Sobre la energía, el primer ministro reconoció que el repunte de los precios de la gasolina en las últimas semanas responde a factores internacionales fuera del control directo del gobierno federal. “La pregunta que nos hacemos, y en la que está enfocado el gobierno, es cuánto tiempo va a durar esta situación y qué podemos hacer para ayudar a amortiguar el golpe para los canadienses. Eso es algo que estamos estudiando activamente”, declaró Carney ante los medios.
Los detalles específicos de cada medida serán comunicados en los próximos días por los ministerios correspondientes. Los analistas esperan que el gobierno enfatice soluciones a mediano plazo que fortalezcan la producción local de alimentos y aumenten la transparencia en la cadena de distribución.
El doble esfuerzo de las familias inmigrantes
La presión económica tiene una dimensión particular para la comunidad hispano-canadiense. Muchas familias mantienen dos frentes financieros al mismo tiempo: los gastos propios en Canadá y el envío de remesas a parientes en el país de origen. Cada alza en los precios del supermercado o en la factura de energía reduce directamente el margen disponible para esas transferencias, que en muchos hogares representan un sostén crítico para familiares en México, Colombia, Venezuela, El Salvador u otros países.

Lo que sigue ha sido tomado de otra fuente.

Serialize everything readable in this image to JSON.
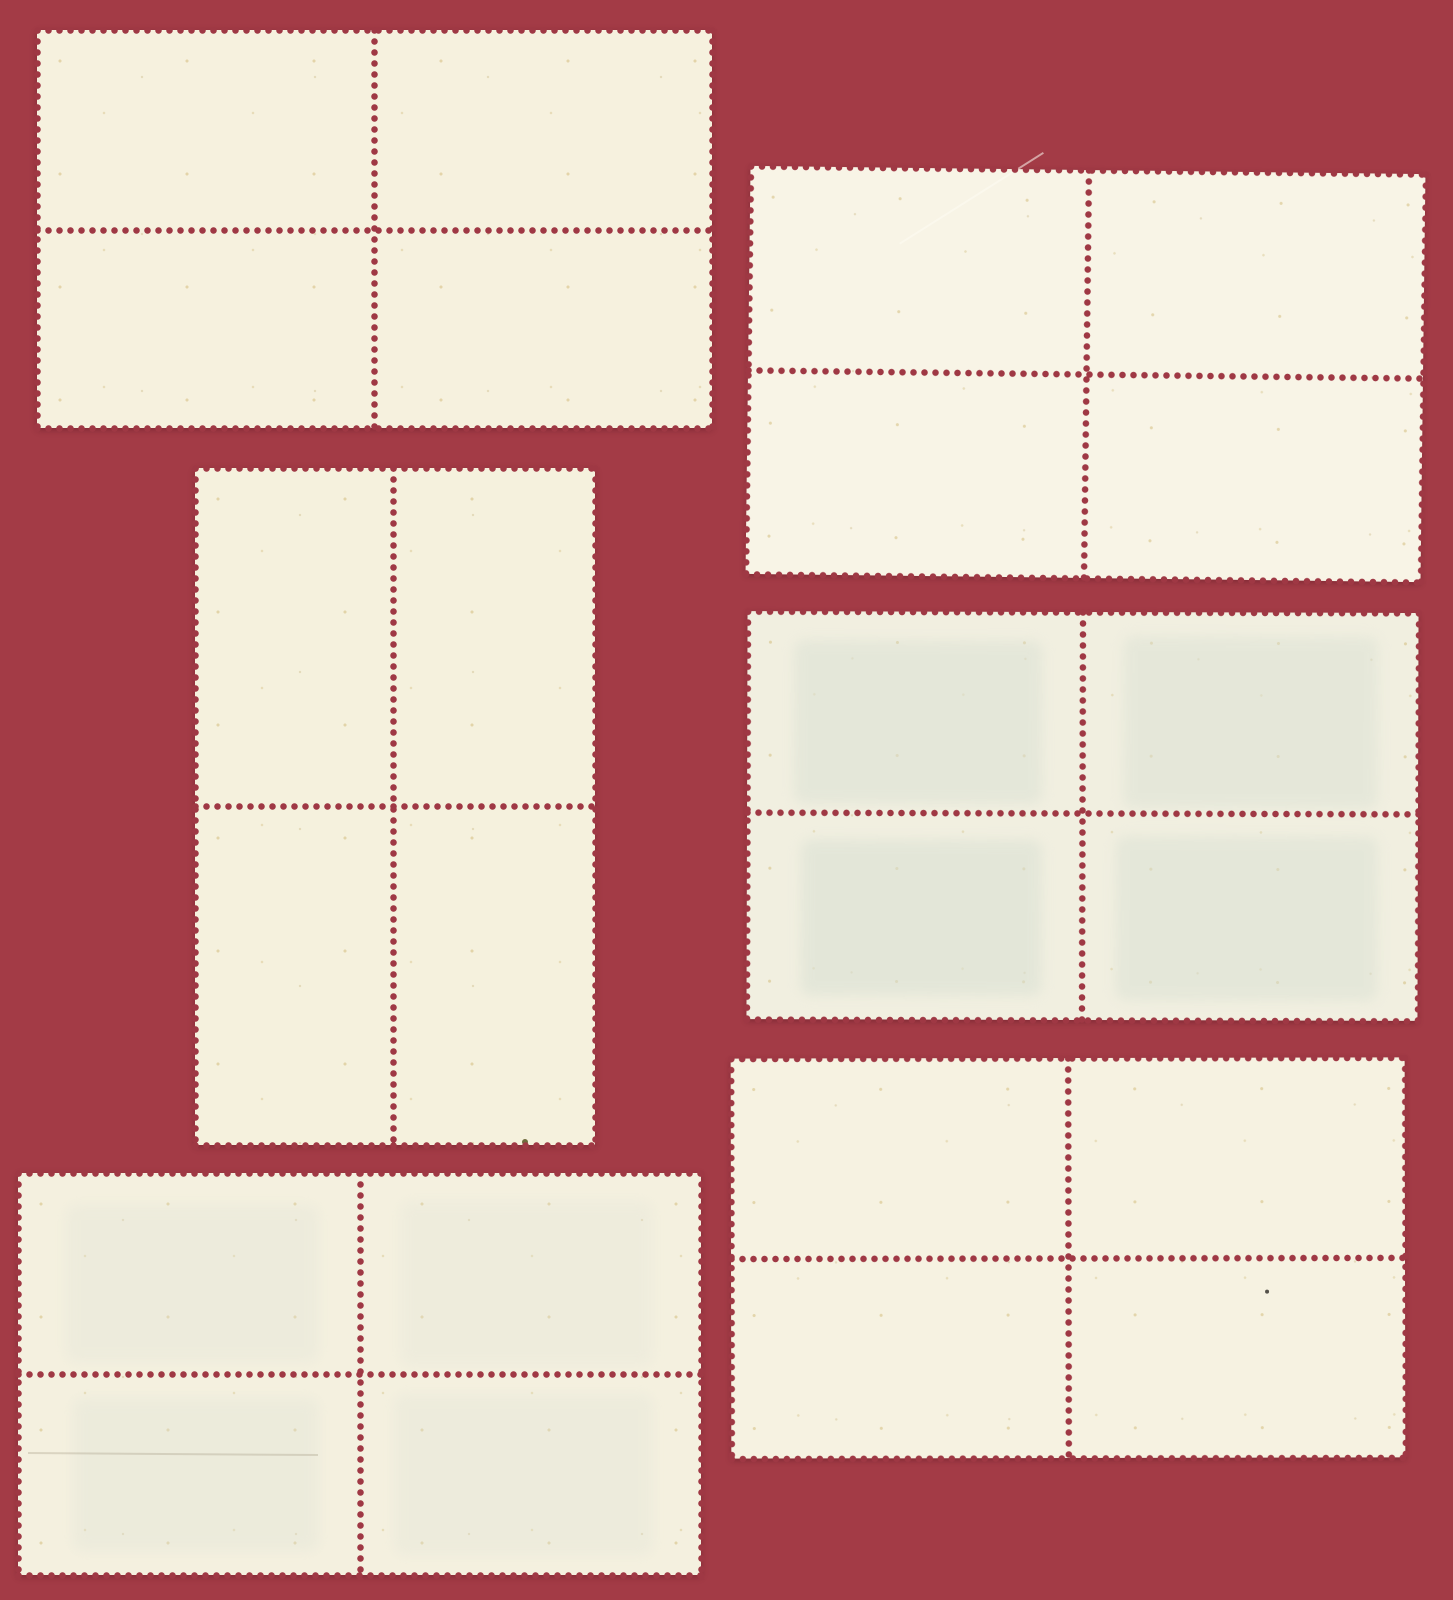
{
  "scene": {
    "type": "scanned-photo",
    "subject": "Six mint postage stamp blocks of four, shown from the blank gummed reverse side, arranged on a dark red album background",
    "canvas": {
      "width": 1453,
      "height": 1600
    },
    "colors": {
      "background_red": "#A33B46",
      "perforation_hole_red": "#9F3844",
      "shadow": "rgba(75,18,28,0.4)"
    },
    "perforation": {
      "pitch_px": 11,
      "hole_diameter_px": 7
    }
  },
  "blocks": [
    {
      "name": "stamp-block-top-left",
      "layout_hint": "horizontal block of four, 2x2",
      "x": 37,
      "y": 30,
      "width": 675,
      "height": 398,
      "vperf": 337,
      "hperf": 200,
      "rotation": 0,
      "paper_color": "#F6F1DE",
      "ghosts": [],
      "details": []
    },
    {
      "name": "stamp-block-top-right",
      "layout_hint": "horizontal block of four, 2x2, slightly tilted",
      "x": 748,
      "y": 170,
      "width": 675,
      "height": 408,
      "vperf": 338,
      "hperf": 204,
      "rotation": 0.7,
      "paper_color": "#F8F4E6",
      "ghosts": [],
      "details": [
        {
          "kind": "scratch",
          "left": 150,
          "top": 75,
          "length": 170,
          "angle": -33,
          "color": "rgba(253,251,243,0.55)"
        }
      ]
    },
    {
      "name": "stamp-block-middle-left",
      "layout_hint": "vertical block of four, 2x2 of upright stamps",
      "x": 195,
      "y": 468,
      "width": 400,
      "height": 677,
      "vperf": 198,
      "hperf": 338,
      "rotation": 0,
      "paper_color": "#F5F1DD",
      "ghosts": [],
      "details": [
        {
          "kind": "speck",
          "left": 327,
          "top": 671,
          "size": 6,
          "color": "#6F6A3D"
        }
      ]
    },
    {
      "name": "stamp-block-middle-right",
      "layout_hint": "horizontal block of four with faint greenish print-through of front design",
      "x": 747,
      "y": 612,
      "width": 671,
      "height": 408,
      "vperf": 335,
      "hperf": 201,
      "rotation": 0.15,
      "paper_color": "#F1EFE0",
      "ghosts": [
        {
          "left": 7,
          "top": 7,
          "width": 37,
          "height": 40,
          "color": "#DBE1D4",
          "opacity": 0.55
        },
        {
          "left": 56,
          "top": 6,
          "width": 38,
          "height": 42,
          "color": "#DBE1D4",
          "opacity": 0.5
        },
        {
          "left": 8,
          "top": 56,
          "width": 36,
          "height": 38,
          "color": "#D9E0D3",
          "opacity": 0.55
        },
        {
          "left": 55,
          "top": 55,
          "width": 39,
          "height": 40,
          "color": "#D9E0D3",
          "opacity": 0.5
        }
      ],
      "details": []
    },
    {
      "name": "stamp-block-bottom-left",
      "layout_hint": "horizontal block of four with very faint print-through and a light crease",
      "x": 18,
      "y": 1173,
      "width": 683,
      "height": 402,
      "vperf": 342,
      "hperf": 201,
      "rotation": 0,
      "paper_color": "#F4F0DF",
      "ghosts": [
        {
          "left": 7,
          "top": 8,
          "width": 37,
          "height": 39,
          "color": "#DFE2D6",
          "opacity": 0.3
        },
        {
          "left": 56,
          "top": 7,
          "width": 37,
          "height": 41,
          "color": "#DFE2D6",
          "opacity": 0.26
        },
        {
          "left": 8,
          "top": 56,
          "width": 36,
          "height": 38,
          "color": "#DDE1D5",
          "opacity": 0.32
        },
        {
          "left": 55,
          "top": 55,
          "width": 38,
          "height": 40,
          "color": "#DDE1D5",
          "opacity": 0.28
        }
      ],
      "details": [
        {
          "kind": "crease",
          "left": 10,
          "top": 279,
          "length": 290,
          "angle": 0.4,
          "color": "rgba(150,140,115,0.28)"
        }
      ]
    },
    {
      "name": "stamp-block-bottom-right",
      "layout_hint": "horizontal block of four, clean back",
      "x": 731,
      "y": 1058,
      "width": 674,
      "height": 400,
      "vperf": 337,
      "hperf": 200,
      "rotation": -0.1,
      "paper_color": "#F6F2E1",
      "ghosts": [],
      "details": [
        {
          "kind": "speck",
          "left": 534,
          "top": 232,
          "size": 4,
          "color": "#55524A"
        }
      ]
    }
  ]
}
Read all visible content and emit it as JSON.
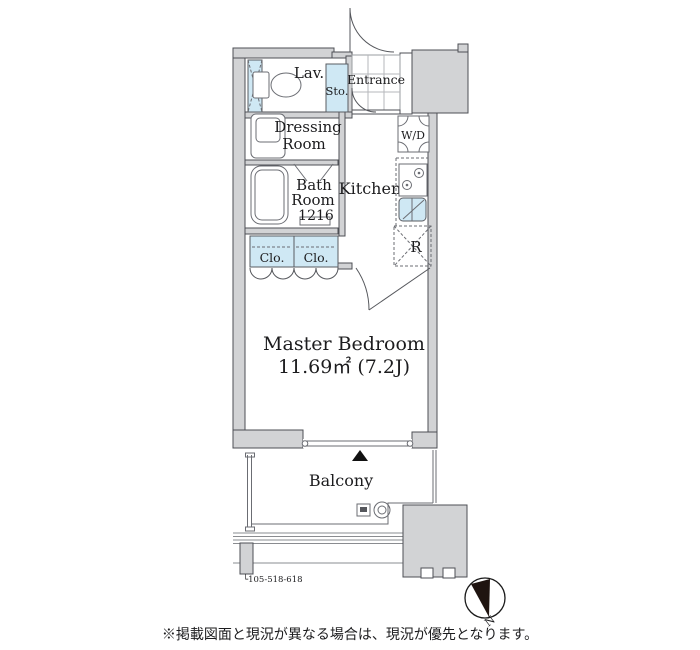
{
  "floorplan": {
    "rooms": {
      "lav": "Lav.",
      "sto": "Sto.",
      "entrance": "Entrance",
      "dressing_line1": "Dressing",
      "dressing_line2": "Room",
      "bath_line1": "Bath",
      "bath_line2": "Room",
      "bath_line3": "1216",
      "kitchen": "Kitchen",
      "washer_dryer": "W/D",
      "refrigerator": "R",
      "closet_left": "Clo.",
      "closet_right": "Clo.",
      "bedroom_name": "Master Bedroom",
      "bedroom_size": "11.69㎡ (7.2J)",
      "balcony": "Balcony"
    },
    "annotations": {
      "unit_numbers": "└105-518-618",
      "compass_north": "N"
    },
    "footer": {
      "disclaimer": "※掲載図面と現況が異なる場合は、現況が優先となります。"
    },
    "colors": {
      "wall_fill": "#d2d3d5",
      "fixture_blue": "#cfe8f4",
      "outline": "#4d4f55"
    }
  }
}
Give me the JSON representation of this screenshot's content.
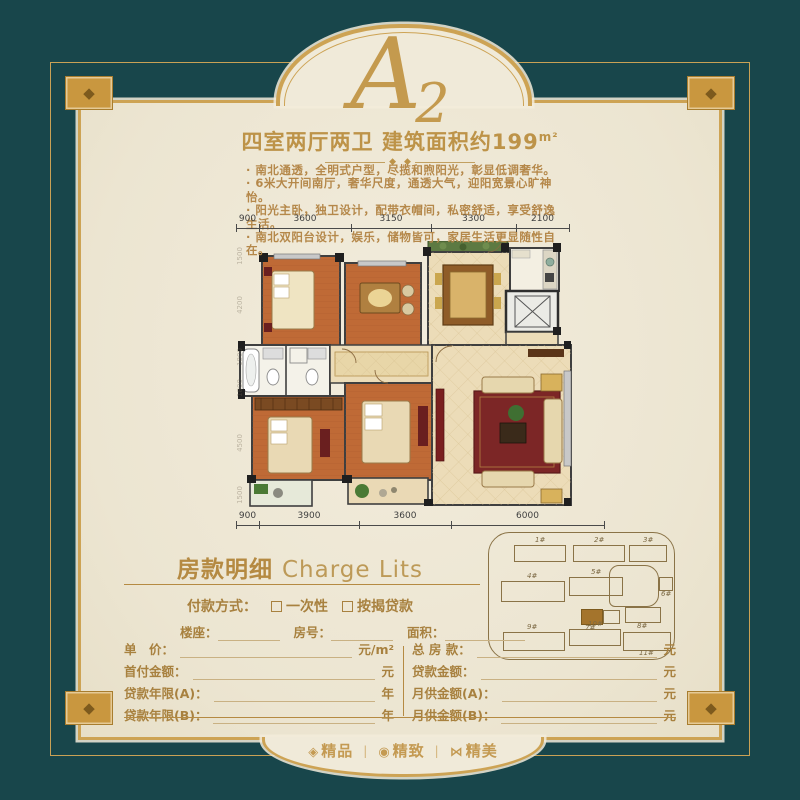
{
  "colors": {
    "teal": "#18464b",
    "gold": "#c9973f",
    "gold_line": "#cda354",
    "cream": "#f0ead9",
    "text_gold": "#b5884a",
    "plan_orange": "#bf6a36",
    "plan_beige": "#ecdcb8",
    "rug_red": "#7c2626"
  },
  "header": {
    "plan_letter": "A",
    "plan_number": "2",
    "subtitle": "四室两厅两卫 建筑面积约199",
    "subtitle_unit": "m²",
    "divider_glyph": "◆",
    "bullets": [
      "· 南北通透，全明式户型，尽揽和煦阳光，彰显低调奢华。",
      "· 6米大开间南厅，奢华尺度，通透大气，迎阳宽景心旷神怡。",
      "· 阳光主卧，独卫设计，配带衣帽间，私密舒适，享受舒逸生活。",
      "· 南北双阳台设计，娱乐，储物皆可，家居生活更显随性自在。"
    ]
  },
  "floorplan": {
    "dims_top": [
      "900",
      "3600",
      "3150",
      "3300",
      "2100"
    ],
    "dims_bottom": [
      "900",
      "3900",
      "3600",
      "6000"
    ],
    "dims_left": [
      "1500",
      "4200",
      "1800",
      "1800",
      "4500",
      "1500"
    ]
  },
  "siteplan": {
    "buildings": [
      "1#",
      "2#",
      "3#",
      "4#",
      "5#",
      "6#",
      "7#",
      "8#",
      "9#",
      "10#",
      "11#"
    ],
    "highlighted": "7#"
  },
  "form": {
    "title_cn": "房款明细",
    "title_en": "Charge Lits",
    "payment_label": "付款方式：",
    "payment_options": [
      "一次性",
      "按揭贷款"
    ],
    "info_fields": [
      "楼座：",
      "房号：",
      "面积："
    ],
    "left_rows": [
      {
        "label": "单　价：",
        "suffix": "元/m²"
      },
      {
        "label": "首付金额：",
        "suffix": "元"
      },
      {
        "label": "贷款年限(A)：",
        "suffix": "年"
      },
      {
        "label": "贷款年限(B)：",
        "suffix": "年"
      }
    ],
    "right_rows": [
      {
        "label": "总 房 款：",
        "suffix": "元"
      },
      {
        "label": "贷款金额：",
        "suffix": "元"
      },
      {
        "label": "月供金额(A)：",
        "suffix": "元"
      },
      {
        "label": "月供金额(B)：",
        "suffix": "元"
      }
    ]
  },
  "footer": {
    "separator": "|",
    "items": [
      {
        "icon": "◈",
        "label": "精品"
      },
      {
        "icon": "◉",
        "label": "精致"
      },
      {
        "icon": "⋈",
        "label": "精美"
      }
    ]
  }
}
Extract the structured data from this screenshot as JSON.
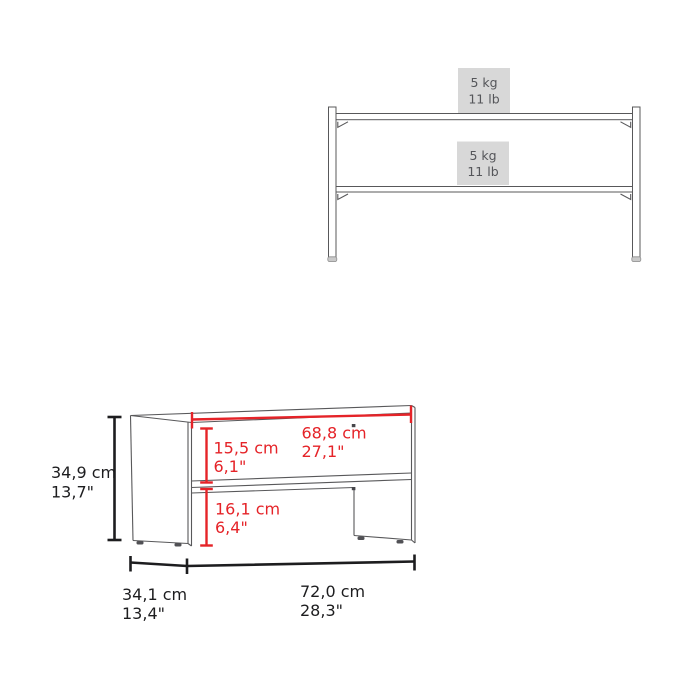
{
  "colors": {
    "background": "#ffffff",
    "furniture_outline": "#58585a",
    "dimension_line_black": "#1d1d1f",
    "dimension_line_red": "#e52328",
    "capacity_box_fill": "#d8d8d8",
    "capacity_text": "#55565a"
  },
  "front_view": {
    "top_shelf_capacity": {
      "kg": "5 kg",
      "lb": "11 lb"
    },
    "lower_shelf_capacity": {
      "kg": "5 kg",
      "lb": "11 lb"
    }
  },
  "dimension_view": {
    "overall_height": {
      "cm": "34,9 cm",
      "inch": "13,7\""
    },
    "upper_shelf_clearance": {
      "cm": "15,5 cm",
      "inch": "6,1\""
    },
    "inner_width": {
      "cm": "68,8 cm",
      "inch": "27,1\""
    },
    "lower_shelf_clearance": {
      "cm": "16,1 cm",
      "inch": "6,4\""
    },
    "overall_depth": {
      "cm": "34,1 cm",
      "inch": "13,4\""
    },
    "overall_width": {
      "cm": "72,0 cm",
      "inch": "28,3\""
    }
  }
}
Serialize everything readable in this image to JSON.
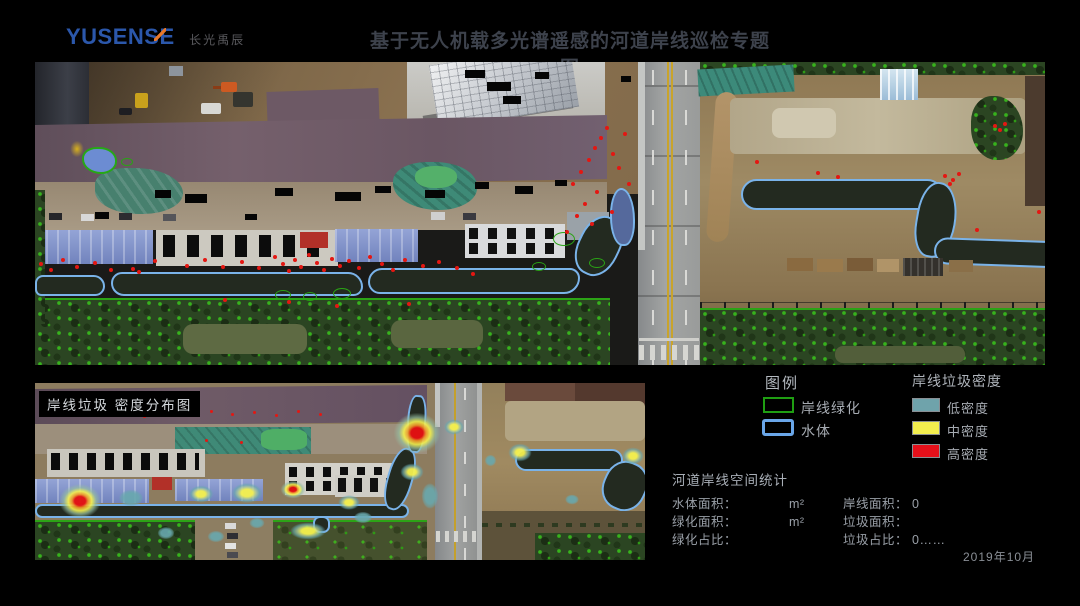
{
  "header": {
    "logo_text": "YUSENSE",
    "logo_cn": "长光禹辰",
    "title": "基于无人机载多光谱遥感的河道岸线巡检专题图"
  },
  "inset": {
    "label": "岸线垃圾 密度分布图"
  },
  "legend": {
    "title": "图例",
    "items": [
      {
        "label": "岸线绿化",
        "swatch": "green-outline",
        "color": "#1f9e12"
      },
      {
        "label": "水体",
        "swatch": "blue-outline",
        "color": "#6aa6e8"
      }
    ],
    "density": {
      "title": "岸线垃圾密度",
      "items": [
        {
          "label": "低密度",
          "color": "#6fa3ab"
        },
        {
          "label": "中密度",
          "color": "#f2ee4e"
        },
        {
          "label": "高密度",
          "color": "#e5101a"
        }
      ]
    }
  },
  "stats": {
    "title": "河道岸线空间统计",
    "left": [
      {
        "label": "水体面积：",
        "value": "",
        "unit": "m²"
      },
      {
        "label": "绿化面积：",
        "value": "",
        "unit": "m²"
      },
      {
        "label": "绿化占比：",
        "value": "",
        "unit": ""
      }
    ],
    "right": [
      {
        "label": "岸线面积：",
        "value": "0",
        "unit": ""
      },
      {
        "label": "垃圾面积：",
        "value": "",
        "unit": ""
      },
      {
        "label": "垃圾占比：",
        "value": "0……",
        "unit": ""
      }
    ],
    "date": "2019年10月"
  },
  "map_overlay_colors": {
    "vegetation_outline": "#2aa315",
    "water_outline": "#7ab3e9",
    "garbage_dot": "#e41712"
  }
}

Esta situación es especialmente aguda en familias que llegaron en los últimos dos o tres años, todavía en proceso de estabilización económica, y que combinan trabajos por hora con gastos de vivienda, transporte y educación de los hijos. Para ellas, los anuncios del gobierno no son política abstracta: son la diferencia entre llegar o no a fin de mes.
El gobierno ya había adoptado a principios de este año un paquete de alivio enfocado en el beneficio de alimentos esenciales. Las medidas de hoy amplían esa respuesta. Para las familias que viven contando cada dólar, el tiempo que pase entre el anuncio y la aplicación real de estas políticas será determinante.